The growth medium in blood culture bottles promotes the growth of microorganisms while the anticoagulant in the bottles keeps the blood from clotting. The most widely used anticoagulant, sodium polyanethol sulfonate (SPS), does not hinder the growth of the majority of organisms.

2. Coagulation tubes (such as blue-topped Sodium Citrate)

Coagulation tubes (blue top) are filled with a sodium citrate solution that chelates calcium to act as an anticoagulant. Blood clotting requires calcium. Calcium is added to coagulation tests in the lab in order to promote clot formation. Citrate has a low saturation level and can have its effects reversed by the calcium levels in the clotting reagent, making it an effective anticoagulant for clotting studies.

3. Serum tubes (including those with clot activators and gels)

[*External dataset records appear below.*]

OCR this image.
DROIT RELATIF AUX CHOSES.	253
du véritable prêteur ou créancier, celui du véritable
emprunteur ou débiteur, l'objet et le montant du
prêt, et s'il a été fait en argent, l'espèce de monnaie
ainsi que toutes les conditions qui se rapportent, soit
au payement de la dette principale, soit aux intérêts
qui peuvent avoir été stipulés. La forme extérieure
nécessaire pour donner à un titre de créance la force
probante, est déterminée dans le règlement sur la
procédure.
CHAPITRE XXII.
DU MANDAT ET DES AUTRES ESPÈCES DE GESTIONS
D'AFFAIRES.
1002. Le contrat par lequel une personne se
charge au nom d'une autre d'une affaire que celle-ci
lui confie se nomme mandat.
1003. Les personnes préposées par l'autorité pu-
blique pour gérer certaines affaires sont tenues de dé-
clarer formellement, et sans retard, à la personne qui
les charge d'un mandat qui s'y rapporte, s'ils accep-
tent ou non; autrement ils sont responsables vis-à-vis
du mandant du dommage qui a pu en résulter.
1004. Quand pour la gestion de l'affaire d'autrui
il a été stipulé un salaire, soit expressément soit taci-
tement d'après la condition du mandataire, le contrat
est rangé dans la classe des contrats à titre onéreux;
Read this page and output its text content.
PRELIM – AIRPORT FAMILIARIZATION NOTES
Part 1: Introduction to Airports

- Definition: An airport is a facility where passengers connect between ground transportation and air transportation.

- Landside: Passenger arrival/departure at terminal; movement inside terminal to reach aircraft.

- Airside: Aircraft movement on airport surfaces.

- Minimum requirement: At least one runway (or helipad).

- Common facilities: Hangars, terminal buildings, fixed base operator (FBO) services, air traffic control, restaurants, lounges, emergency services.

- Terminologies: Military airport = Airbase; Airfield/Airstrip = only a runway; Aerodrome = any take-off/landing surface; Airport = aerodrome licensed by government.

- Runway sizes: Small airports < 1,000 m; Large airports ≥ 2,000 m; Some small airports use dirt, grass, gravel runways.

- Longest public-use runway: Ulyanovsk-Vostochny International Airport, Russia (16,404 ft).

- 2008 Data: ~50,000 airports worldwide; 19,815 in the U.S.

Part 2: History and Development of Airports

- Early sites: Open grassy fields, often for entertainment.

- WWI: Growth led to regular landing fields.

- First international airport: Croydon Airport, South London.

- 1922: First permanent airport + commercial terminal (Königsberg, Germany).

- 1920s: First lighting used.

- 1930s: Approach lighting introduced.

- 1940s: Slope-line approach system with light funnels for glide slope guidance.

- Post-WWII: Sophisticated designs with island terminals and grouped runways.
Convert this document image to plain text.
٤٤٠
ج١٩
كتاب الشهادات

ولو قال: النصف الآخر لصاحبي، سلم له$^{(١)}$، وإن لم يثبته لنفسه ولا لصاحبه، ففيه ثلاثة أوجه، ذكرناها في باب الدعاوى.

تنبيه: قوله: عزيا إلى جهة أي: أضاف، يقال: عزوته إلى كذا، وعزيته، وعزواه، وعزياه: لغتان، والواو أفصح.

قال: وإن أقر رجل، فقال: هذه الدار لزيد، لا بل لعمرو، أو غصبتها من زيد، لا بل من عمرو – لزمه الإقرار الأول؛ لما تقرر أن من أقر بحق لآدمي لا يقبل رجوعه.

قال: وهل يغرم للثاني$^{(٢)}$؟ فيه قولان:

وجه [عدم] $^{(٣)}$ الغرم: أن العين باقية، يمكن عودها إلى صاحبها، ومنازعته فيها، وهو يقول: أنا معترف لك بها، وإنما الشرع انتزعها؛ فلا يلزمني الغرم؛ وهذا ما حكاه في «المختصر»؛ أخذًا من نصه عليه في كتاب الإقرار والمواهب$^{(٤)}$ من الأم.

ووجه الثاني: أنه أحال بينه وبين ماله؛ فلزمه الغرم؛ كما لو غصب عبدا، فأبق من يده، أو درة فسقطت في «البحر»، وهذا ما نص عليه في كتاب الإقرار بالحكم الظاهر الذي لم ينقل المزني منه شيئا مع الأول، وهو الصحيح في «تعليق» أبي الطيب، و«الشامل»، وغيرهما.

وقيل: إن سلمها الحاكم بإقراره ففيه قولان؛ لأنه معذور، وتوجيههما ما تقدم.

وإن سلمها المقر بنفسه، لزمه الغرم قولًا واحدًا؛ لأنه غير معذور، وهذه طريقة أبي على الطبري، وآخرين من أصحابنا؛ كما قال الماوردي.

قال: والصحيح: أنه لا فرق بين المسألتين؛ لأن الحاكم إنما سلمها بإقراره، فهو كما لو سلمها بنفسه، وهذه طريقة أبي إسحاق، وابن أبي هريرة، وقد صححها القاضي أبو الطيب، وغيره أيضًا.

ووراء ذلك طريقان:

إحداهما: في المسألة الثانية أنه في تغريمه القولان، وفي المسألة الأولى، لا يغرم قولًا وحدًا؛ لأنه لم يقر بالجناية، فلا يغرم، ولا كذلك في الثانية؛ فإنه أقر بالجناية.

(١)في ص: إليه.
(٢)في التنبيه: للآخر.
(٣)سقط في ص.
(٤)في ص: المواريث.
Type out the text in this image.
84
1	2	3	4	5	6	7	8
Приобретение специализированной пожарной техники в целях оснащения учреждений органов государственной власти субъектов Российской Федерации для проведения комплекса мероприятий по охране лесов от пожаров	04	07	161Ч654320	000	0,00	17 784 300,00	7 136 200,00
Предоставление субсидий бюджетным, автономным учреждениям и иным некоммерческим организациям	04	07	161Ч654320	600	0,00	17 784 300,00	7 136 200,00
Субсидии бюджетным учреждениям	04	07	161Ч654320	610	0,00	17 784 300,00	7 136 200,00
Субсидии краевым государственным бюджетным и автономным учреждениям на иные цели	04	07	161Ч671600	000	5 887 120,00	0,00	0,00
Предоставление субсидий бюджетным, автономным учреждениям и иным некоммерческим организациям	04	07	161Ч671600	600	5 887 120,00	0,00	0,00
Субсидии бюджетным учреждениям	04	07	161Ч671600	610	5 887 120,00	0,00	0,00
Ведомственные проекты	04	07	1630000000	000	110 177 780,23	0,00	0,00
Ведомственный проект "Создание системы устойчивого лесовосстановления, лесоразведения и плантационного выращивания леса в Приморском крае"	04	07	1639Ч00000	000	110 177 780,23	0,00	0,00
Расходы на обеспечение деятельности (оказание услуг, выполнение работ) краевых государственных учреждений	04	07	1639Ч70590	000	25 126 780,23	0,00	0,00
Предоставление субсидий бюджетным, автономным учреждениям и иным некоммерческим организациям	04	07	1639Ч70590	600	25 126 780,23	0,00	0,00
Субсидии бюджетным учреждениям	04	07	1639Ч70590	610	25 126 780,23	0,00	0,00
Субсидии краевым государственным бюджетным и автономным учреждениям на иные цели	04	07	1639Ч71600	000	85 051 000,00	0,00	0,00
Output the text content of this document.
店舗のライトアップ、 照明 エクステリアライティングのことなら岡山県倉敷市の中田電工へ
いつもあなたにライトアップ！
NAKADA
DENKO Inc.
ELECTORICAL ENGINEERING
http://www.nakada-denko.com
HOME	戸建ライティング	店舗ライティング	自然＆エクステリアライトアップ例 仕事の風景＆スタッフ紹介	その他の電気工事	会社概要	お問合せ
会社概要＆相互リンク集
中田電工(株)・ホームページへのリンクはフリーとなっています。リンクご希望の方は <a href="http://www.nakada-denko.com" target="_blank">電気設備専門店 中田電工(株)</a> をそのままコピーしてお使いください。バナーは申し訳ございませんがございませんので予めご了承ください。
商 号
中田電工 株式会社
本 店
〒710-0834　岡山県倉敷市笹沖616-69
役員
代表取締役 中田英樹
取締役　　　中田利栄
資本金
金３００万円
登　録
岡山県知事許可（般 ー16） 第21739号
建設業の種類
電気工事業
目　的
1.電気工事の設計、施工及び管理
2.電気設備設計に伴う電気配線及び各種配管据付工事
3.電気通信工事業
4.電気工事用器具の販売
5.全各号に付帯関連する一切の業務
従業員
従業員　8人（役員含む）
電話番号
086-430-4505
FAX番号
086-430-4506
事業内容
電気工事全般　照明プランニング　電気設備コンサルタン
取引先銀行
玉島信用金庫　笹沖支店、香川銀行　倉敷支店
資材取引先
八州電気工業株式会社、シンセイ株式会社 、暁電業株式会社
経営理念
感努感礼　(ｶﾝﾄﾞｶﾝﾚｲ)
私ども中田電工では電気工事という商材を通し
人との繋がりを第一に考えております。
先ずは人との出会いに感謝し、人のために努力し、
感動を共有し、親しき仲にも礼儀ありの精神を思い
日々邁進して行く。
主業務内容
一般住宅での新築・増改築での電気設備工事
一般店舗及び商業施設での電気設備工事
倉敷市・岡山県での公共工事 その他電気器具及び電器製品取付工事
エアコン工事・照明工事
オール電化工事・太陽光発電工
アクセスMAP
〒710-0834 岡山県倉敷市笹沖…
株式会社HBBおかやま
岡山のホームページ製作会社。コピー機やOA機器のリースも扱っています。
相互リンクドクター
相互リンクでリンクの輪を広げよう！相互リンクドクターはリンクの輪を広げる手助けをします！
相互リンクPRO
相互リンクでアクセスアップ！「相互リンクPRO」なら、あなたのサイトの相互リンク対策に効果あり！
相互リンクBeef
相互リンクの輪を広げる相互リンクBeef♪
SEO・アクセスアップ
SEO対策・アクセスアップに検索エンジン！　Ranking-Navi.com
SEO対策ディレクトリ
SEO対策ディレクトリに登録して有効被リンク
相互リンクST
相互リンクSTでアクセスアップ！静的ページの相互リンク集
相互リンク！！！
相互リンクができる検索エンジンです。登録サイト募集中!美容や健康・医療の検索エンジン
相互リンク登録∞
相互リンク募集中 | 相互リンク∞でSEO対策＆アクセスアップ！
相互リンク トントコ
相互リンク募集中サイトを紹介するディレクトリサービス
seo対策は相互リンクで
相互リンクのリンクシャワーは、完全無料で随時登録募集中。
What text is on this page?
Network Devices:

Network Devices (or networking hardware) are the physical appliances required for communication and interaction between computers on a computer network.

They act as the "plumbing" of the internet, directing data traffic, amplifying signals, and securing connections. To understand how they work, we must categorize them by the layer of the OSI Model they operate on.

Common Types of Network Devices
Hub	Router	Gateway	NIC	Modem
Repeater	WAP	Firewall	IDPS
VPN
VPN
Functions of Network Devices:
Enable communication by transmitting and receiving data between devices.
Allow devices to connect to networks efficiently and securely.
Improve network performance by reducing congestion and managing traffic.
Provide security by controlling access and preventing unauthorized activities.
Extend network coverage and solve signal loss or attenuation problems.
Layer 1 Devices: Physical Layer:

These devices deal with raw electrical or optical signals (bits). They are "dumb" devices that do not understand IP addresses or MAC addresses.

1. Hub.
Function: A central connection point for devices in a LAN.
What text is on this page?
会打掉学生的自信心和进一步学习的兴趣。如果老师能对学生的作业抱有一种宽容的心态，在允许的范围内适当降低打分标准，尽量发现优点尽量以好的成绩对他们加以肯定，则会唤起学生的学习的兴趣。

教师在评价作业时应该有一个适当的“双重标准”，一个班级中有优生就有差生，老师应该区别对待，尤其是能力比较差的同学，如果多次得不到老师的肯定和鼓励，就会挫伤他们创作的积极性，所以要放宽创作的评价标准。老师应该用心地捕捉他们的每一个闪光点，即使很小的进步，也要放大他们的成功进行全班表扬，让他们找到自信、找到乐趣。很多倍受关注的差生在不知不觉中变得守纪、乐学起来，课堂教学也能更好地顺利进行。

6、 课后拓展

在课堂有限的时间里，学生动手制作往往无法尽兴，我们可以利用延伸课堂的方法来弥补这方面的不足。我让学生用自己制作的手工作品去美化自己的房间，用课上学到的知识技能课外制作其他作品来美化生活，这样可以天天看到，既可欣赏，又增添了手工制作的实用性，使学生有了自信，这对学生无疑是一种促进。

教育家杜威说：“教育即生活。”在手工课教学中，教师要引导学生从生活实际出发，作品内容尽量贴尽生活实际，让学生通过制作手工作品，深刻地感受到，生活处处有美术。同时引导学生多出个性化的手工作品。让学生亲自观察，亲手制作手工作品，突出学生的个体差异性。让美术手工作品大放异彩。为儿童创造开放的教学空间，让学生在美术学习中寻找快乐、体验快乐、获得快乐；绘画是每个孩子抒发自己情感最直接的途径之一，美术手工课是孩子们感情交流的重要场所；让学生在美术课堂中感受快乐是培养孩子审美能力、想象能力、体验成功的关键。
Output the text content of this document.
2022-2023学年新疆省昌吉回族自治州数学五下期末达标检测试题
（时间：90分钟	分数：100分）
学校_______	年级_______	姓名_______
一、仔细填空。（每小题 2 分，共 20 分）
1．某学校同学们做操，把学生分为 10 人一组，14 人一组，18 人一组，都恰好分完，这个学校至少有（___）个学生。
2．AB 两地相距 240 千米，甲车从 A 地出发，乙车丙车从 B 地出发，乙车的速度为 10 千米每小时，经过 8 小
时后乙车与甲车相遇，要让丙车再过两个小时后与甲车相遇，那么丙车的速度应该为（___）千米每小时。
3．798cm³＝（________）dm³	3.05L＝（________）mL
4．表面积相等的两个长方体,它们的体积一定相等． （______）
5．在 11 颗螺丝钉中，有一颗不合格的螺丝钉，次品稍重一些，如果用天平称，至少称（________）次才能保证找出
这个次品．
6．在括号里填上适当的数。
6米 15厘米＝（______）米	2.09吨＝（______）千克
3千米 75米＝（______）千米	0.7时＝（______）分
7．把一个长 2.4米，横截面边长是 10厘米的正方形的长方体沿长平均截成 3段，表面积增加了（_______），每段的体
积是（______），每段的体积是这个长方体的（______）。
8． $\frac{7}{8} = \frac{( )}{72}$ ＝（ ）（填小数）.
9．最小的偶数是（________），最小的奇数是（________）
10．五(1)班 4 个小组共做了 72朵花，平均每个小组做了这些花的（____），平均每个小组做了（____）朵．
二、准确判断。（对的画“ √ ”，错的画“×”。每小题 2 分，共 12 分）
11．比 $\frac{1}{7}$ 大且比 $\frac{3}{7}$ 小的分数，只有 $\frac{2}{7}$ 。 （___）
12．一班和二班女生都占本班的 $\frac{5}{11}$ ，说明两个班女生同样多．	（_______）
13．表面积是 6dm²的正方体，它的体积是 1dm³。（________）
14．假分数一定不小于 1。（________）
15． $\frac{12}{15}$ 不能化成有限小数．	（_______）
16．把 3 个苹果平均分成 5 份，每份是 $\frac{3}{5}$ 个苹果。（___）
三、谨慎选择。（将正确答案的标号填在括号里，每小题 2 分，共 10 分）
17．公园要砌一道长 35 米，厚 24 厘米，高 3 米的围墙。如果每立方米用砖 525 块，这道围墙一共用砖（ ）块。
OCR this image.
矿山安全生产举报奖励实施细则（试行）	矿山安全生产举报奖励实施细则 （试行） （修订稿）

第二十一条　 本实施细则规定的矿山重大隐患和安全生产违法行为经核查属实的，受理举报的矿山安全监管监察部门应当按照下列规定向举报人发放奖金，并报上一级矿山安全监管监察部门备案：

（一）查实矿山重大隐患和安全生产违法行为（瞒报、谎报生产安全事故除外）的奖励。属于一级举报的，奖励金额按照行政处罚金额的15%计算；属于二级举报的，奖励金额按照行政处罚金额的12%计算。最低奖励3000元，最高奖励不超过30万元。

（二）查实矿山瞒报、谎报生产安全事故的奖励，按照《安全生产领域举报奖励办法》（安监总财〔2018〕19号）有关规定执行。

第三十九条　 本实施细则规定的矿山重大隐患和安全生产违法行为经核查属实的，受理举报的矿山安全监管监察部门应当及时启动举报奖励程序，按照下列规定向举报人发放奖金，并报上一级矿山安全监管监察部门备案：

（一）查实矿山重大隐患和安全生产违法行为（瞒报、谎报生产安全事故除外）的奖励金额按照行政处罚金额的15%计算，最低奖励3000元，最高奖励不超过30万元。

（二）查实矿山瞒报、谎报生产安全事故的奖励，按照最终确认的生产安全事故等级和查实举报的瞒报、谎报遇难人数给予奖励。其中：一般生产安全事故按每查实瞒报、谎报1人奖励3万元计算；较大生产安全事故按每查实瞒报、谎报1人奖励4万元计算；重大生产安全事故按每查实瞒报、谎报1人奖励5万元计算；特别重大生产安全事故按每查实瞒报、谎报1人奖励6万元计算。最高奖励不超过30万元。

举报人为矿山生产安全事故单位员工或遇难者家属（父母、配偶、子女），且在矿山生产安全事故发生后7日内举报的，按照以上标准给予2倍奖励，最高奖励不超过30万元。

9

Clinical chemistry, immunology, protein electrophoresis, serology, microbiology, and toxicology do use serum clot activator tubes. A clot activator, which triggers the coagulation process, is particularly coated on the inner wall of the Serum Clot Activator tube.

4. Heparin tubes (green-topped tubes)

Plasma can be produced using lithium or sodium heparin tubes for biochemical testing. There is also a gel separator option for the heparin tubes. Clinical chemistry and trace mineral testing are included in the range of applications that heparin tubes can be used.

5. EDTA tubes (lavender-topped tubes)

The commonest anticoagulant found in blood collection tubes is EDTA. Both a dry form and a solution are possible. Blood must be collected up to a certain spot on the tube due to the quantity and concentration of EDTA. Dilution of the sample may occur with parameter changes if insufficient blood is obtained.

By attracting calcium ions and preventing the blood sample from clotting, EDTA functions as an anticoagulant. For the majority of hematology operations, including determining the complete blood count, making EDTA plasma, collecting whole blood, and obtaining bone marrow samples, EDTA is employed.

It is essential to follow the proper order of draw to ensure accurate test findings and prevent sample contamination. To guarantee the integrity of the blood sample and the reliability of the test results, healthcare personnel should be instructed in the correct order of draw and should consistently adhere to it.

According to international guidelines, blood should be drawn in the following order: blood culture bottle, non-additive tube, coagulation tube, clot activator, serum separator tube, sodium heparin, plasma separator tube, ethylenediaminetetraacetic acid (EDTA), blood tube, and oxalate/fluoride. This is done to prevent cross-contamination between the various additives contained in blood collection tubes.